Ross KILPATRICK Euripides’ Alcestis and the “Aldobrandini Wedding”

In 1601 the “Aldobrandini Wedding” fresco was cut from the reticulate masonry of a late 1s t - century BC Roman house near the Arch of Gallienus on the Esquiline. It remained in the possession of the Aldobrandini family until purchased for theVatican in 1818. (The Sala delle Nozze Aldobrandini, which also contains the Paesaggi dell’ Odissea frescoes, is presently closed for restorations.) This was one of a few examples of Hellenistic wall-painting known before the excavations in Campania. Two separate monographs on the scholarship and documents relating to the discovery of the fresco, its interpretations, and its many copies and imitations, were published in 1994 by Giulia Fusconi (Vatican) and Frank Müller (Amsterdam).

Accepted “wedding”- interpretations of the picture (e.g. Peleus and Thetis [Winckelmann] or Alexander and Roxanne [Dutens]) were not challenged until 1994, when Müller argued for a scene from Euripides’ Hippolytus. Reactions to Müller’s theory have been mixed, for the details of the picture do not always accord well with the text of the Hippolytus, nor with ancient representations of the theme in painting and sculpture. Accord with Euripides’ Alcestis, however, is better supported by both the text of the play and by ancient reliefs and vase-paintings representing scenes of Alcestis’ final moments and of the intervention of Admetus’ intoxicated house-guest, Heracles.

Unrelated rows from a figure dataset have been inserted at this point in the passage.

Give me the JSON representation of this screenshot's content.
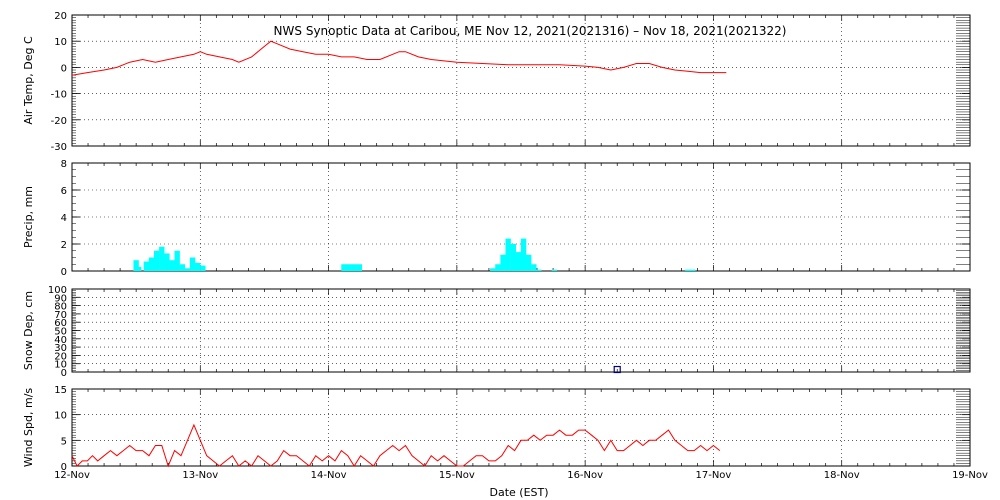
{
  "title": "NWS Synoptic Data at Caribou, ME    Nov 12, 2021(2021316) – Nov 18, 2021(2021322)",
  "xlabel": "Date (EST)",
  "x_tick_labels": [
    "12-Nov",
    "13-Nov",
    "14-Nov",
    "15-Nov",
    "16-Nov",
    "17-Nov",
    "18-Nov",
    "19-Nov"
  ],
  "colors": {
    "temp": "#ff0000",
    "precip": "#00ffff",
    "snow": "#000080",
    "wind": "#ff0000",
    "grid": "#000000"
  },
  "chart_data": [
    {
      "type": "line",
      "ylabel": "Air Temp, Deg C",
      "ylim": [
        -30,
        20
      ],
      "yticks": [
        -30,
        -20,
        -10,
        0,
        10,
        20
      ],
      "xlim": [
        0,
        7
      ],
      "x_unit": "days since 12-Nov 00:00 EST",
      "grid": true,
      "series": [
        {
          "name": "Air Temp",
          "x": [
            0,
            0.12,
            0.25,
            0.35,
            0.45,
            0.55,
            0.65,
            0.75,
            0.85,
            0.95,
            1.0,
            1.05,
            1.15,
            1.25,
            1.3,
            1.4,
            1.5,
            1.55,
            1.6,
            1.7,
            1.8,
            1.9,
            2.0,
            2.1,
            2.2,
            2.3,
            2.4,
            2.5,
            2.55,
            2.6,
            2.7,
            2.8,
            3.0,
            3.2,
            3.4,
            3.6,
            3.8,
            4.0,
            4.1,
            4.2,
            4.3,
            4.4,
            4.5,
            4.6,
            4.7,
            4.8,
            4.9,
            5.0,
            5.1
          ],
          "y": [
            -3,
            -2,
            -1,
            0,
            2,
            3,
            2,
            3,
            4,
            5,
            6,
            5,
            4,
            3,
            2,
            4,
            8,
            10,
            9,
            7,
            6,
            5,
            5,
            4,
            4,
            3,
            3,
            5,
            6,
            6,
            4,
            3,
            2,
            1.5,
            1,
            1,
            1,
            0.5,
            0,
            -1,
            0,
            1.5,
            1.5,
            0,
            -1,
            -1.5,
            -2,
            -2,
            -2
          ]
        }
      ]
    },
    {
      "type": "bar",
      "ylabel": "Precip, mm",
      "ylim": [
        0,
        8
      ],
      "yticks": [
        0,
        2,
        4,
        6,
        8
      ],
      "xlim": [
        0,
        7
      ],
      "x_unit": "days since 12-Nov 00:00 EST",
      "grid": true,
      "bar_width_days": 0.0417,
      "series": [
        {
          "name": "Precip",
          "x": [
            0.5,
            0.52,
            0.58,
            0.62,
            0.66,
            0.7,
            0.74,
            0.78,
            0.82,
            0.86,
            0.9,
            0.94,
            0.98,
            1.02,
            2.12,
            2.16,
            2.2,
            2.24,
            3.28,
            3.32,
            3.36,
            3.4,
            3.44,
            3.48,
            3.52,
            3.56,
            3.6,
            3.64,
            3.76,
            4.8,
            4.84
          ],
          "values": [
            0.8,
            0.3,
            0.7,
            1.0,
            1.5,
            1.8,
            1.3,
            0.8,
            1.5,
            0.5,
            0.2,
            1.0,
            0.6,
            0.4,
            0.5,
            0.5,
            0.5,
            0.5,
            0.2,
            0.5,
            1.2,
            2.4,
            2.0,
            1.4,
            2.4,
            1.2,
            0.5,
            0.1,
            0.1,
            0.1,
            0.1
          ]
        }
      ]
    },
    {
      "type": "scatter",
      "ylabel": "Snow Dep, cm",
      "ylim": [
        0,
        100
      ],
      "yticks": [
        0,
        10,
        20,
        30,
        40,
        50,
        60,
        70,
        80,
        90,
        100
      ],
      "xlim": [
        0,
        7
      ],
      "x_unit": "days since 12-Nov 00:00 EST",
      "grid": true,
      "series": [
        {
          "name": "Snow Depth",
          "x": [
            4.25
          ],
          "y": [
            3
          ]
        }
      ]
    },
    {
      "type": "line",
      "ylabel": "Wind Spd, m/s",
      "ylim": [
        0,
        15
      ],
      "yticks": [
        0,
        5,
        10,
        15
      ],
      "xlim": [
        0,
        7
      ],
      "x_unit": "days since 12-Nov 00:00 EST",
      "grid": true,
      "series": [
        {
          "name": "Wind Speed",
          "x": [
            0,
            0.04,
            0.08,
            0.12,
            0.16,
            0.2,
            0.25,
            0.3,
            0.35,
            0.4,
            0.45,
            0.5,
            0.55,
            0.6,
            0.65,
            0.7,
            0.75,
            0.8,
            0.85,
            0.9,
            0.95,
            1.0,
            1.05,
            1.1,
            1.15,
            1.2,
            1.25,
            1.3,
            1.35,
            1.4,
            1.45,
            1.5,
            1.55,
            1.6,
            1.65,
            1.7,
            1.75,
            1.8,
            1.85,
            1.9,
            1.95,
            2.0,
            2.05,
            2.1,
            2.15,
            2.2,
            2.25,
            2.3,
            2.35,
            2.4,
            2.45,
            2.5,
            2.55,
            2.6,
            2.65,
            2.7,
            2.75,
            2.8,
            2.85,
            2.9,
            2.95,
            3.0,
            3.05,
            3.1,
            3.15,
            3.2,
            3.25,
            3.3,
            3.35,
            3.4,
            3.45,
            3.5,
            3.55,
            3.6,
            3.65,
            3.7,
            3.75,
            3.8,
            3.85,
            3.9,
            3.95,
            4.0,
            4.05,
            4.1,
            4.15,
            4.2,
            4.25,
            4.3,
            4.35,
            4.4,
            4.45,
            4.5,
            4.55,
            4.6,
            4.65,
            4.7,
            4.75,
            4.8,
            4.85,
            4.9,
            4.95,
            5.0,
            5.05
          ],
          "y": [
            2,
            0,
            1,
            1,
            2,
            1,
            2,
            3,
            2,
            3,
            4,
            3,
            3,
            2,
            4,
            4,
            0,
            3,
            2,
            5,
            8,
            5,
            2,
            1,
            0,
            1,
            2,
            0,
            1,
            0,
            2,
            1,
            0,
            1,
            3,
            2,
            2,
            1,
            0,
            2,
            1,
            2,
            1,
            3,
            2,
            0,
            2,
            1,
            0,
            2,
            3,
            4,
            3,
            4,
            2,
            1,
            0,
            2,
            1,
            2,
            1,
            0,
            0,
            1,
            2,
            2,
            1,
            1,
            2,
            4,
            3,
            5,
            5,
            6,
            5,
            6,
            6,
            7,
            6,
            6,
            7,
            7,
            6,
            5,
            3,
            5,
            3,
            3,
            4,
            5,
            4,
            5,
            5,
            6,
            7,
            5,
            4,
            3,
            3,
            4,
            3,
            4,
            3
          ]
        }
      ]
    }
  ]
}
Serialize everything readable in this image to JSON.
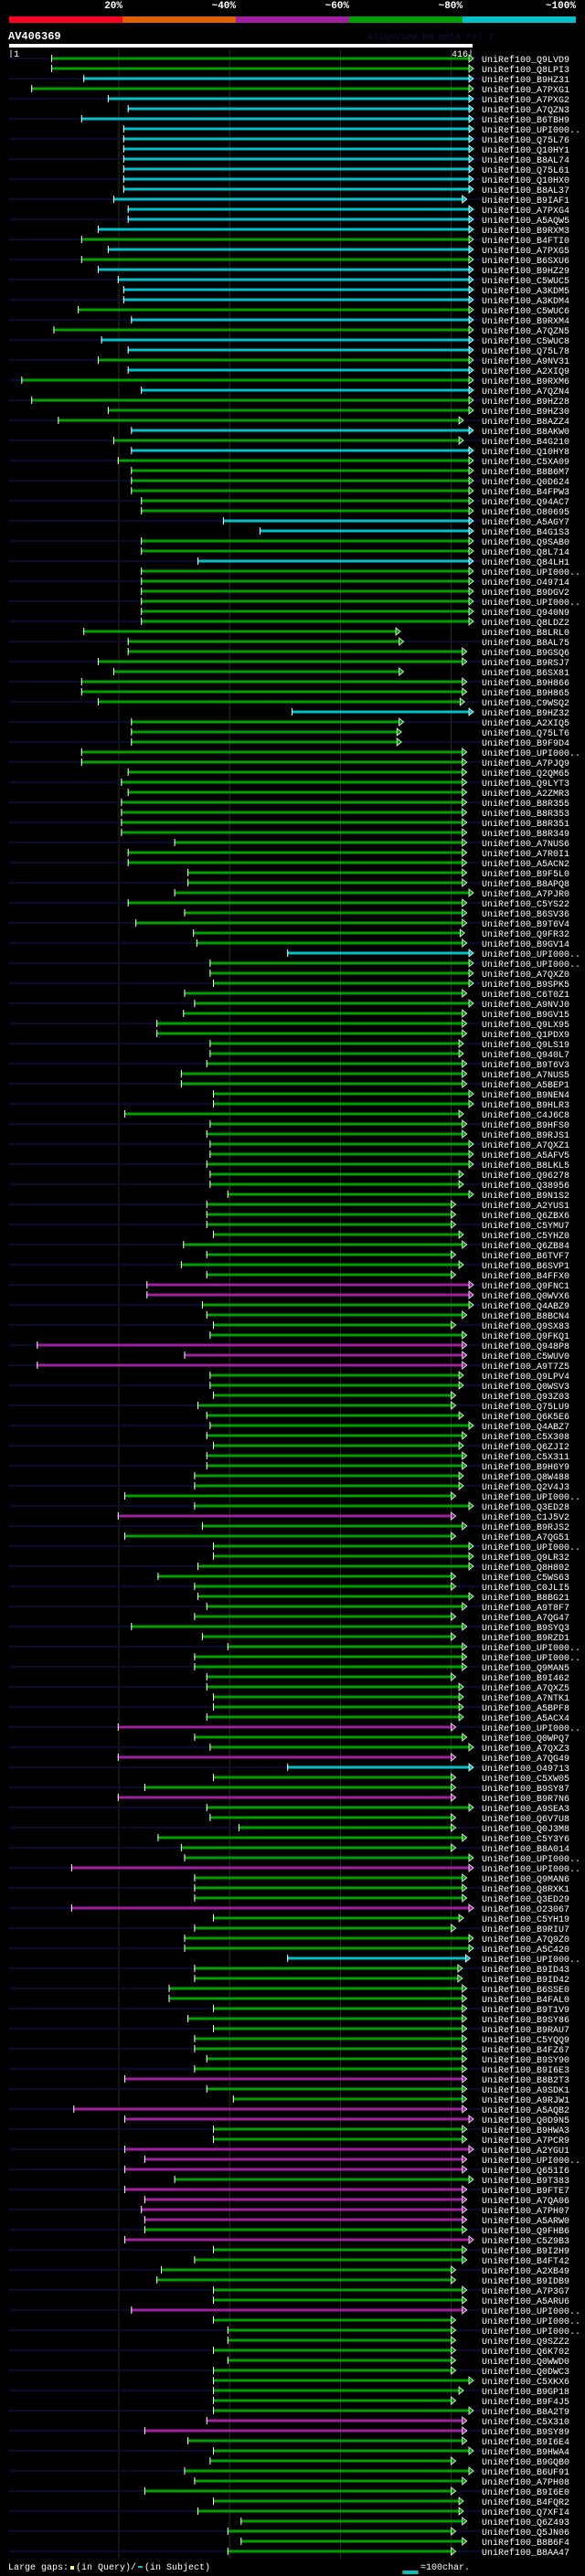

This paper examines four passages from Alcestis as clues to the meaning of the “Aldobrandini Wedding”: Parodos (77-135) where Alcestis is dying; first Episodion (158-195), where a maid tells how Alcestis bathed and dressed, prayed to Hestia, visited the palace altars with myrtle and prayers, then fell on her bed again in tears; second Stasimon, where it is prophesied (445-447) that mousopoloi would one day hymn the virtues of Alcestis with the seven-toned mountain-tortoise lyre and in lyreless song; fourth Episodion, where the intoxicated and garlanded Heracles (747-860) revels by himself in the guest-wing, deceived by Admetus about who has died. Evidence from Plato’s Symposium, and from sarcophagus reliefs and vase paintings presenting the story of Alcestis will also be considered.


F. Cappelletti and C. Volpi, trans. Charles Hope.“New Documents Concerning the Discovery and Early History of the Nozze Aldobrandini.” Journal of the Warbourg and Courtauld Institutes 61(1993): 274-279.
Giulia Fusconi. La Fortuna delle ‘Nozze Aldobrandini.’ Dall’ Esquilino alla Biblioteca Vaticana. Città del Vaticano: Biblioteca Apostolica Vaticana, 1994.
Ross S. Kilpatrick. “When a God Contrives. Divine Providence in Alcestis and Ajax.” Dionysius 10 (1986): 3-20.
Frank G.J.M. Müller. The Aldobrandini Wedding. Iconological Studies in Ancient Art III. Amsterdam: J.C. Gieben, 1994.